The Ultrasound information covers the following topics: AAA, Cardiac, DVT, FAST, Gallbladder, Obstetric, Pneumothorax, Renal, and Soft Tissue. The information covered focuses on indications, probe selection, required views, normal and abnormal images, and videos provided by 1 Minute Ultrasound. Specific ultrasound information can also be found under the related chief complaint.
Selecting a chief complaint from the home screen takes you through a basic workup from start to finish. I want to emphasize “basic”. If you are looking for a tool that will take you through a detailed workup then this is not the app for you.
Basics of EM provides bare-bone, high yield information that allows you to glance through a workup in a matter of minutes. Under each complaint you are first taken through some concerning history and physical exam findings that you need to pay particular attention to.
Next is an algorithm to follow based on clinical and physical exam findings, lab values, and imaging results. The format will differ depending on the chief complaint.
The differential section is commonly divided into dangerous versus benign, acute versus chronic, or by organ systems. For each disease, the table includes bread-and-butter H&P characteristics, diagnostic tools, and treatment options.
The next section covers clinical pearls, followed by documentation recommendations of basic findings you should include in your clinical note. This should not serve as a full write up, but in fact, as a supplement.
Brief Clinical Scenario
Now that we have explored the layout of the app lets go through a brief clinical scenario to see how we would realistically use the app. On the ED board there is a 75 yo M with a headache (HA) that arrived from a nursing home via EMS with stable vital signs. You are aware of the common benign causes of HA, like migraine, tension, or cluster HA. However, as a new EM intern you want to focus your primary assessment on the more life-threatening causes.

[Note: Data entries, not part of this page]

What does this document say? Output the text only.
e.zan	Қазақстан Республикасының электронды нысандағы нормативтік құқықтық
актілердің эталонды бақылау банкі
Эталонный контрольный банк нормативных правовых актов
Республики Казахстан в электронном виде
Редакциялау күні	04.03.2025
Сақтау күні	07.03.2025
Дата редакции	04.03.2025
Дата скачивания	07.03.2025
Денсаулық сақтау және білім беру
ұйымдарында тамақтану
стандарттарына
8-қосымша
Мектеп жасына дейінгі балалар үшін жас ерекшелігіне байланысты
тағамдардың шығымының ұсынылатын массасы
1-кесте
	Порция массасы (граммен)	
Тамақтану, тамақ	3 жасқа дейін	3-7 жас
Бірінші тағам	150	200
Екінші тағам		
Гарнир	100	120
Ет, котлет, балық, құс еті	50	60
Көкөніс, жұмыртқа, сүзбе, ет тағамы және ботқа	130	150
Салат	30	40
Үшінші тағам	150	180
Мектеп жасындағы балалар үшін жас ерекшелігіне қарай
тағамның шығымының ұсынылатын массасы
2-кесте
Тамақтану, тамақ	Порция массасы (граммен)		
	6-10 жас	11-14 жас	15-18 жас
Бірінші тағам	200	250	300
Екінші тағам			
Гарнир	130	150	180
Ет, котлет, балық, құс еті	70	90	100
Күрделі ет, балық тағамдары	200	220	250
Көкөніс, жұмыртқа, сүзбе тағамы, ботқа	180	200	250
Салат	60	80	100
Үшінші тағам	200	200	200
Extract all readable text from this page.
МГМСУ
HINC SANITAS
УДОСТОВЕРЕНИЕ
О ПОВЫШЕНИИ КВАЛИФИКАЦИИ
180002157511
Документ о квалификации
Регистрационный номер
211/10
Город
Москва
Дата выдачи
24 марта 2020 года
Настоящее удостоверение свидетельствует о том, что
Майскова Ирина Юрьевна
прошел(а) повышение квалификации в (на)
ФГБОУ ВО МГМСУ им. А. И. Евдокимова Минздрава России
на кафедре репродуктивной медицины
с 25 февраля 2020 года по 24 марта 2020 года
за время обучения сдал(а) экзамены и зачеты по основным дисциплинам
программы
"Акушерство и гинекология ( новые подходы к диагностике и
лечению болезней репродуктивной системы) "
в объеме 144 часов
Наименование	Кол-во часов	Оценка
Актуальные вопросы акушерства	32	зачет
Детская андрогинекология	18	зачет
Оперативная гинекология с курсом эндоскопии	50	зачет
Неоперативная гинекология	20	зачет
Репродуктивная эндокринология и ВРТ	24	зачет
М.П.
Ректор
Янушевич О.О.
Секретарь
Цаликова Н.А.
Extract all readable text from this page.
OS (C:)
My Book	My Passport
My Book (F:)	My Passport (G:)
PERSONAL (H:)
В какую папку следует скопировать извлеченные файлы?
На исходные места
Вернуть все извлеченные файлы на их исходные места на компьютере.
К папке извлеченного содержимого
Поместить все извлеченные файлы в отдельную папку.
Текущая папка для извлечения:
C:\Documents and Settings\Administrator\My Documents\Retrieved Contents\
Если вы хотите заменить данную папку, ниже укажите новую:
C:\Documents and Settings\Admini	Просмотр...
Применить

You quickly refer to the HA section of Basics of EM and go straight to the differential table and focus on the dangerous causes of HA – paying attention to key history and physical findings and diagnostic strategies. The concerning history and physical exam findings section gives you a rough idea of important questions to ask and physical exams to conduct in order to start ruling out the dangerous causes.
The HA algorithm gives you a rough idea of the different paths that can be pursued. You take one last look at the clinical pearls before entering the patient’s room with a clearer image of how you want to conduct your workup.
Who would benefit from the app?
- Rotating third and fourth year medical students
- EM interns
- Off-service rotating residents
- PAs, NPs, and nurses
It is unfortunate the app is not available for the Android platform.
- Easy to navigate
- Design and content allows for quick review
- Access to MDCalc medical algorithms
- Access to 1 Minute US videos
- Not available for Android
- Not enough MDCalc emergency medicine related algorithms included
- MDCalc and ultrasound listings are hidden away in the bottom right corner of the home screen
- 20 chief complaints could be expanded upon
- After completing two back-to-back EM rotations I can say through first-hand experience that Basics of EM is a fantastic tool for medical students rotating through Emergency Medicine, off service residents, and new EM interns.
- The app seems to be designed for the hectic and fast paced flow of an ED in that it is both easy to use and minimalistic. The ultrasound component by itself is quite extensive and provides ample training information for ultrasound beginners.
- Overall Score
- User Interface
Easy to use and navigate. Differentials are well organized into table format.
- Multimedia Usage
Includes ultrasound images and videos.
- Real World Applicability
After completing my EM rotations I can confidently say that Basics of EM is an essential tool to have on hand for quick reference in the ED setting.